From the United States, Aino Kuusinen moved to Japan, where she was introduced to the correspondent of the German Frankfurter Zeitung, Richard Sorge, who was later executed in Japan. From Japan, Kuusinen was called to Moscow where she was arrested on New Year's Day in 1938. After Joseph Stalin's death, Aino Kuusinen was released in 1955, and spent the following years in Moscow deeply disgusted with her former husband Otto Wille Kuusinen, who had done nothing to liberate her.

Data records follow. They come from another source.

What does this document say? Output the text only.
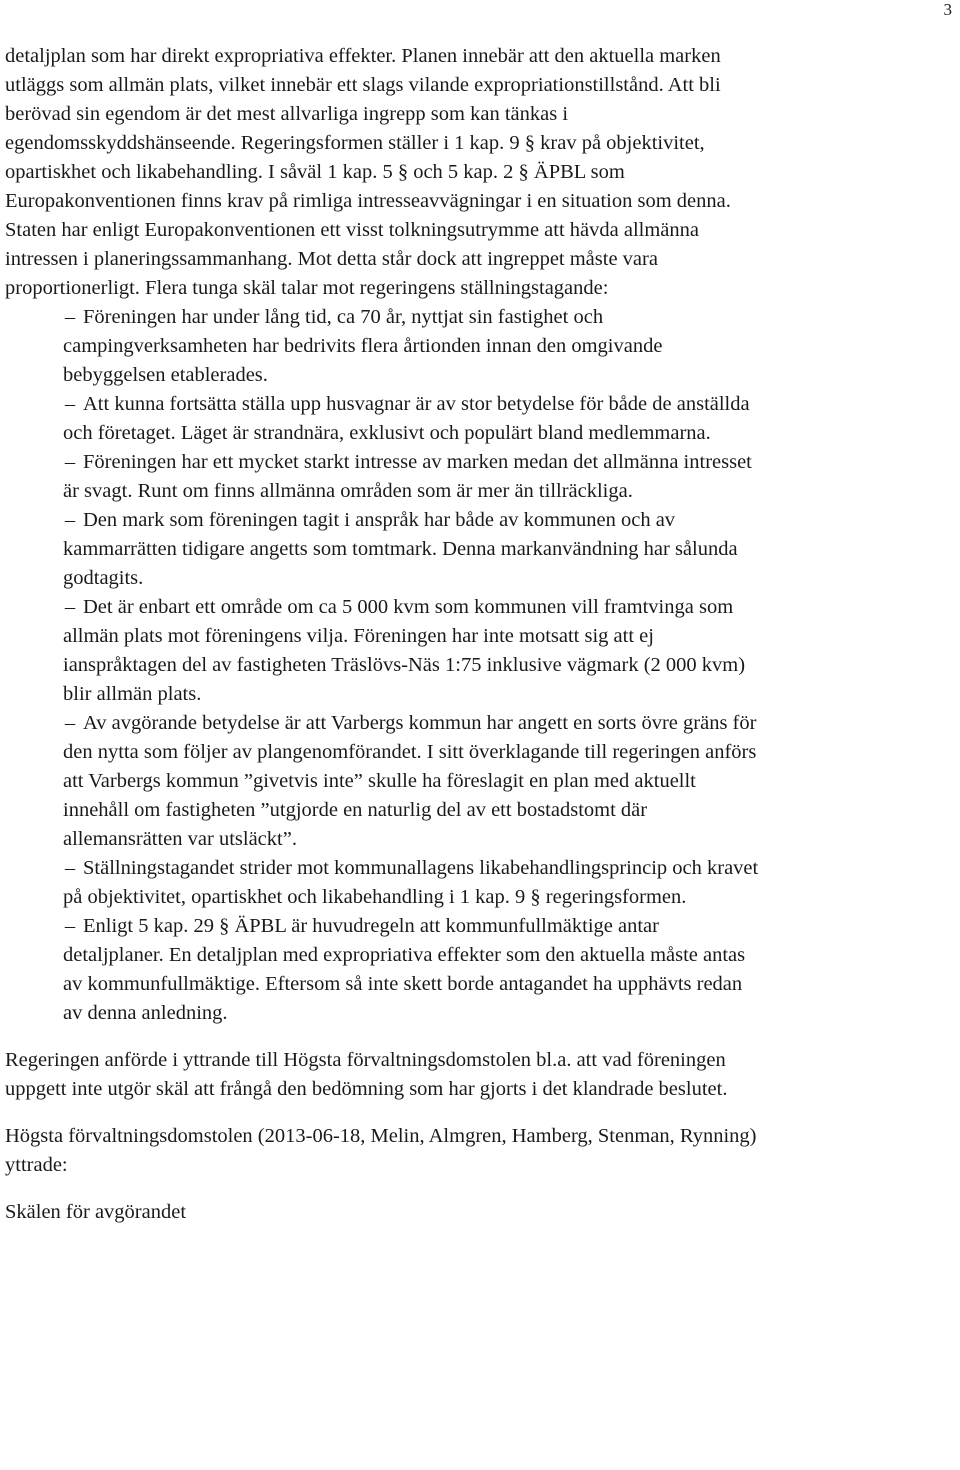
3

detaljplan som har direkt expropriativa effekter. Planen innebär att den aktuella marken utläggs som allmän plats, vilket innebär ett slags vilande expropriationstillstånd. Att bli berövad sin egendom är det mest allvarliga ingrepp som kan tänkas i egendomsskyddshänseende. Regeringsformen ställer i 1 kap. 9 § krav på objektivitet, opartiskhet och likabehandling. I såväl 1 kap. 5 § och 5 kap. 2 § ÄPBL som Europakonventionen finns krav på rimliga intresseavvägningar i en situation som denna. Staten har enligt Europakonventionen ett visst tolkningsutrymme att hävda allmänna intressen i planeringssammanhang. Mot detta står dock att ingreppet måste vara proportionerligt. Flera tunga skäl talar mot regeringens ställningstagande:

– Föreningen har under lång tid, ca 70 år, nyttjat sin fastighet och campingverksamheten har bedrivits flera årtionden innan den omgivande bebyggelsen etablerades.
– Att kunna fortsätta ställa upp husvagnar är av stor betydelse för både de anställda och företaget. Läget är strandnära, exklusivt och populärt bland medlemmarna.
– Föreningen har ett mycket starkt intresse av marken medan det allmänna intresset är svagt. Runt om finns allmänna områden som är mer än tillräckliga.
– Den mark som föreningen tagit i anspråk har både av kommunen och av kammarrätten tidigare angetts som tomtmark. Denna markanvändning har sålunda godtagits.
– Det är enbart ett område om ca 5 000 kvm som kommunen vill framtvinga som allmän plats mot föreningens vilja. Föreningen har inte motsatt sig att ej ianspråktagen del av fastigheten Träslövs-Näs 1:75 inklusive vägmark (2 000 kvm) blir allmän plats.
– Av avgörande betydelse är att Varbergs kommun har angett en sorts övre gräns för den nytta som följer av plangenomförandet. I sitt överklagande till regeringen anförs att Varbergs kommun ”givetvis inte” skulle ha föreslagit en plan med aktuellt innehåll om fastigheten ”utgjorde en naturlig del av ett bostadstomt där allemansrätten var utsläckt”.
– Ställningstagandet strider mot kommunallagens likabehandlingsprincip och kravet på objektivitet, opartiskhet och likabehandling i 1 kap. 9 § regeringsformen.
– Enligt 5 kap. 29 § ÄPBL är huvudregeln att kommunfullmäktige antar detaljplaner. En detaljplan med expropriativa effekter som den aktuella måste antas av kommunfullmäktige. Eftersom så inte skett borde antagandet ha upphävts redan av denna anledning.

Regeringen anförde i yttrande till Högsta förvaltningsdomstolen bl.a. att vad föreningen uppgett inte utgör skäl att frångå den bedömning som har gjorts i det klandrade beslutet.

Högsta förvaltningsdomstolen (2013-06-18, Melin, Almgren, Hamberg, Stenman, Rynning) yttrade:

Skälen för avgörandet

In 1965, Aino Kuusinen traveled to Finland and from there to Italy, where she wrote her memoirs, ordering them to be published only after her death.

== Works ==
- Kuusinen, Aino: Jumala syöksee enkelinsä: Muistelmat vuosilta 1919–1965. (Der Gott stürzt seine Engel: Memoiren 1917–1965.) Saksankielisestä käsikirjoituksesta suomentanut A. Vuoristo. Jälkilause: Wolfgang Leonhard. Helsinki: Otava, 1972.
- Kuusinen, Aino: Before and After Stalin: A Personal Account of Soviet Russia from the 1920s to the 1960s. Published by Michael Joseph, London, 1974. ISBN 0-718-11248-2.
- Лурье, Вячеслав Михайлович – Кочик, Валерий Яковлевич: ГРУ: дела и люди (Россия в лицах). Олма-Пресс, 2003. ISBN 5-7654-1499-0.